That Li'l Ol' Winemaker, Popovich
When your wine business takes off, you might think all the news would be good. After all, cash is rolling in, people like what you're doing, you like what you're doing. Life is good.
That would seem to apply to the Hatchers and the Tannahills, partners in A to Z Wineworks in Oregon. Their high-value $18 Oregon Pinot Noir and $11 Pinot Gris quickly vaulted them to a leading position in a state that can use more good wines at those prices. They are growing fast. They expect 2006 sales to reach 75,000 cases, and that's a lot for Oregon. They need more capital to buy ever more grapes and wine for the next vintage.
"We didn't have to take a partner, but we didn't want to have to rely on the bank either," says Bill Hatcher. "Our banking support has been extraordinary but has been built in part on my personal relationships. I wouldn’t ever want to find us in a position where key bankers leave and their successors do not know me or are unenthusiastic about the wine business."
Hatcher had an ace in the hole. His friend Gregg Popovich, the coach of the NBA San Antonio Spurs, often mused about doing some sort of wine project with him. This week's news that Popovich has bought into A to Z as a partner looks like a win-win all around. It brings a famous figure into the winery (and into Oregon wine). It plumps up the winery's capital.
And it gives Popovich bragging rights around his NBA pals. Popovich is a serious wine collector. He had to build a separate wine cellar next to his home in San Antonio to accommodate all his bottles.
As part of the deal, Hatcher and his other winemaking partners in A to Z, the husband-and-wife team of Sam Tannahill and Cheryl Francis, will pick a couple of barrels of 2004 Pinot Noir to blend into a special wine for Popovich under the new Rock & Hammer label. The wine will come from the more upscale Hatcher Wineworks and Francis Tannahill enterprises. Popovich expects to share the wine with his friends in the basketball world and donate some of the bottles to charity auctions.
Will it ever be available to the public? "How far we go with it will be entirely up to Gregg," Hatcher writes in an e-mail. "Above all, I want this to be a place where he can have some fun; he spends entirely too much of his life with everyone wanting something from him."

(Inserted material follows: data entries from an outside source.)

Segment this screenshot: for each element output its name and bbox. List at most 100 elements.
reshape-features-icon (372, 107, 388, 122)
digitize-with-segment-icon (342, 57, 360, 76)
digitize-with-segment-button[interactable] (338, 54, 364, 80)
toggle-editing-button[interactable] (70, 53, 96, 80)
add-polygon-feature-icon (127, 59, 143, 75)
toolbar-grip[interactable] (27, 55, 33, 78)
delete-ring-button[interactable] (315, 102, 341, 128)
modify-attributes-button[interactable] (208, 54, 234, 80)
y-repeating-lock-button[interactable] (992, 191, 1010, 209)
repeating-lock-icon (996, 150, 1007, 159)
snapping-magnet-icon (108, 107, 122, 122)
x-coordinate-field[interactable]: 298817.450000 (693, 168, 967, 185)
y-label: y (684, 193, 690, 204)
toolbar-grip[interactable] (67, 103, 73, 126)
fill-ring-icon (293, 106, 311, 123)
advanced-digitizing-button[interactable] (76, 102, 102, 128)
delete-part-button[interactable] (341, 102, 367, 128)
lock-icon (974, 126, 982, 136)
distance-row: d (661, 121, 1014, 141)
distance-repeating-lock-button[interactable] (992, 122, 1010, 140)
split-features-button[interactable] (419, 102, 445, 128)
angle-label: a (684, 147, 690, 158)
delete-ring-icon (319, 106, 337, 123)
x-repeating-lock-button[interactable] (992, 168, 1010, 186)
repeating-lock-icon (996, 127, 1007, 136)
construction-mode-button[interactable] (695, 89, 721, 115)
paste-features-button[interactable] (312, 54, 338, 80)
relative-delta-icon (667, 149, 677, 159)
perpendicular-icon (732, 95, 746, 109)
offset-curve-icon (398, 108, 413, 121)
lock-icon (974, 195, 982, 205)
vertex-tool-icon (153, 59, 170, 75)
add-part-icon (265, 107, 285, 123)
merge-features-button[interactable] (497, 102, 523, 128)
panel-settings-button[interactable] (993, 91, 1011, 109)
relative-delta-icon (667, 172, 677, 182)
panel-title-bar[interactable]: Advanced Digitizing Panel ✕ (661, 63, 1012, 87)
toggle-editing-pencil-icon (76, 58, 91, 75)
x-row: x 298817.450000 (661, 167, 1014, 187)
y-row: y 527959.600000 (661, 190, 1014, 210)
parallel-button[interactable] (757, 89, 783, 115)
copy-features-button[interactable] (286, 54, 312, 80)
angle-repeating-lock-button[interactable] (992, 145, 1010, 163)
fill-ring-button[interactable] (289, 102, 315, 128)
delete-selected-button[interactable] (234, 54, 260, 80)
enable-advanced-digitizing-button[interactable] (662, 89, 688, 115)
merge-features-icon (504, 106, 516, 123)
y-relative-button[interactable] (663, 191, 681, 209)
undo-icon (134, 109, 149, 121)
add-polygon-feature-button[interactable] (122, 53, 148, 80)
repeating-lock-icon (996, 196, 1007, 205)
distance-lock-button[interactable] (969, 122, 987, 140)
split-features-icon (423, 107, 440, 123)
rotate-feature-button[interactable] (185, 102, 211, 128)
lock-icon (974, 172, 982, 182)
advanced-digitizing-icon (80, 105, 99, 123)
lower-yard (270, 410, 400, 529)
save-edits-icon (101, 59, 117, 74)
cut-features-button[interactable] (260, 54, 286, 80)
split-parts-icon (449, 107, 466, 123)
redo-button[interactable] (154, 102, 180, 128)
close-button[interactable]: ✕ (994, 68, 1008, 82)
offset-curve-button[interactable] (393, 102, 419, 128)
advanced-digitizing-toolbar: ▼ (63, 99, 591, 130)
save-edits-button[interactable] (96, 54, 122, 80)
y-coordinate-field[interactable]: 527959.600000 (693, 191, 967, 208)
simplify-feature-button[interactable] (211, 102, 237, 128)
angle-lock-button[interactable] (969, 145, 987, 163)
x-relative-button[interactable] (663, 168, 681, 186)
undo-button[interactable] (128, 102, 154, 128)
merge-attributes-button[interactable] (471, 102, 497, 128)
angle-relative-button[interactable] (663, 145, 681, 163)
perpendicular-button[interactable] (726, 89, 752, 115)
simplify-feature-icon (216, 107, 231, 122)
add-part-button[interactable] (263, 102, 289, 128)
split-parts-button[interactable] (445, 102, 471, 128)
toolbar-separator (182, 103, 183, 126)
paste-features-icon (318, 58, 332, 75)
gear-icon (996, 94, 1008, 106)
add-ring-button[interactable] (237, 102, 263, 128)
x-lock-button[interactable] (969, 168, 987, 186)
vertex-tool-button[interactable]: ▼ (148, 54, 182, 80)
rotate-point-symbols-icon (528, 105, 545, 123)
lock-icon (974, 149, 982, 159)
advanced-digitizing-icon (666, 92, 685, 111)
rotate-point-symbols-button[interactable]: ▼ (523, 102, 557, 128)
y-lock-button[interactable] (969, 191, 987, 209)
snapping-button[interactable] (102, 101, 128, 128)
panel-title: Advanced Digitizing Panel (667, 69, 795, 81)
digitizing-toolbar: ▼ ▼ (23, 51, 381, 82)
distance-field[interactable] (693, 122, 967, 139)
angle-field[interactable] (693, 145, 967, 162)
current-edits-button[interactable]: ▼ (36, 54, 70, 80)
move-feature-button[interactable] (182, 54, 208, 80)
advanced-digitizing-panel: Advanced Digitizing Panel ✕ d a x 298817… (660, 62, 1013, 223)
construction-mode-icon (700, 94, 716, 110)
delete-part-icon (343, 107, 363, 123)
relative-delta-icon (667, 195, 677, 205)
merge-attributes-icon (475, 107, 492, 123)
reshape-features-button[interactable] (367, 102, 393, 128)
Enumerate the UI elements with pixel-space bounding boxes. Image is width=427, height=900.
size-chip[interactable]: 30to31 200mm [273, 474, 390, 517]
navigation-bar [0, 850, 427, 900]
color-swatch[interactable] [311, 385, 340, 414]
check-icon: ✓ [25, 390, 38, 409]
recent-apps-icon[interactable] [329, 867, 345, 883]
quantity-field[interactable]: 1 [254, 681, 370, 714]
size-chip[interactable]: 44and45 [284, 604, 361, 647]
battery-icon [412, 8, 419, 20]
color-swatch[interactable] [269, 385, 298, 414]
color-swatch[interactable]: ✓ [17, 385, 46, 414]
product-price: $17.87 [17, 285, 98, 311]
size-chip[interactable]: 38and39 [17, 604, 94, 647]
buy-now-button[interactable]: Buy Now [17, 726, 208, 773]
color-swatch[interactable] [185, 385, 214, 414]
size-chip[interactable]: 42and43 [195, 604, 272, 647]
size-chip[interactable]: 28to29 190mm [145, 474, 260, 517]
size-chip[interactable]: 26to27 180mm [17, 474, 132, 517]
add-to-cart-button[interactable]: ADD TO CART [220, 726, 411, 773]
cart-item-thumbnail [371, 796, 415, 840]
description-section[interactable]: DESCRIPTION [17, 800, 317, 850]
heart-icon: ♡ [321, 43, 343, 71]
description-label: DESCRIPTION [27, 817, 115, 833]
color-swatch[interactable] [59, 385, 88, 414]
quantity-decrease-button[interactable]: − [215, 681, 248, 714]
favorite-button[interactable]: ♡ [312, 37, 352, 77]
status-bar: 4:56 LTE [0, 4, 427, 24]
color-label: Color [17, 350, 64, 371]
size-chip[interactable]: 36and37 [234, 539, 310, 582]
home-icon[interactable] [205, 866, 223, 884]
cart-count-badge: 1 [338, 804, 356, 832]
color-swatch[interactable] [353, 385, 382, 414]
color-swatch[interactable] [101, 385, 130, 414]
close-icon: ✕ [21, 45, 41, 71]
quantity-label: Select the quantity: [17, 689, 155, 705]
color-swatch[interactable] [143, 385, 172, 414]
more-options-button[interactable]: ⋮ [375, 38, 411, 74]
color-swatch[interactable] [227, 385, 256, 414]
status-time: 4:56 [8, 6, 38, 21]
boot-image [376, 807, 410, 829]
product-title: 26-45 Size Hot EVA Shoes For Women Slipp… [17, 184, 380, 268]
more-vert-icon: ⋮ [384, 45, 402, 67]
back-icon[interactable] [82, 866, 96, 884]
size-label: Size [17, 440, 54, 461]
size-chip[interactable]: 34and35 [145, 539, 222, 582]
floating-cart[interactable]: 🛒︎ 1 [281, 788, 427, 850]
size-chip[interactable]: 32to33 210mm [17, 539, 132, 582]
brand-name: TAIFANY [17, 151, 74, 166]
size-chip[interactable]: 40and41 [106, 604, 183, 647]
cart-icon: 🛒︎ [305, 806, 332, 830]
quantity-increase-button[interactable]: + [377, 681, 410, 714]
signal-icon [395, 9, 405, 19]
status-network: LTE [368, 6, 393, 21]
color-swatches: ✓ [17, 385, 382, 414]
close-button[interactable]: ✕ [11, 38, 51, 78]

The Rock & Hammer name comes from a quotation by Jacob Riis, a reporter, photographer and social reformer in turn-of-the-(20th)-century New York: “When nothing seems to help, I go look at a stonecutter hammering away at his rock perhaps a hundred times without as much as a crack showing in it. Yet at the hundred and first blow it will split in two and I know it was not that blow that did it but all that had gone before."
It is the only quote on the walls of the Spurs’ locker room, says Hatcher, "and self-evidently describes his coaching philosophy."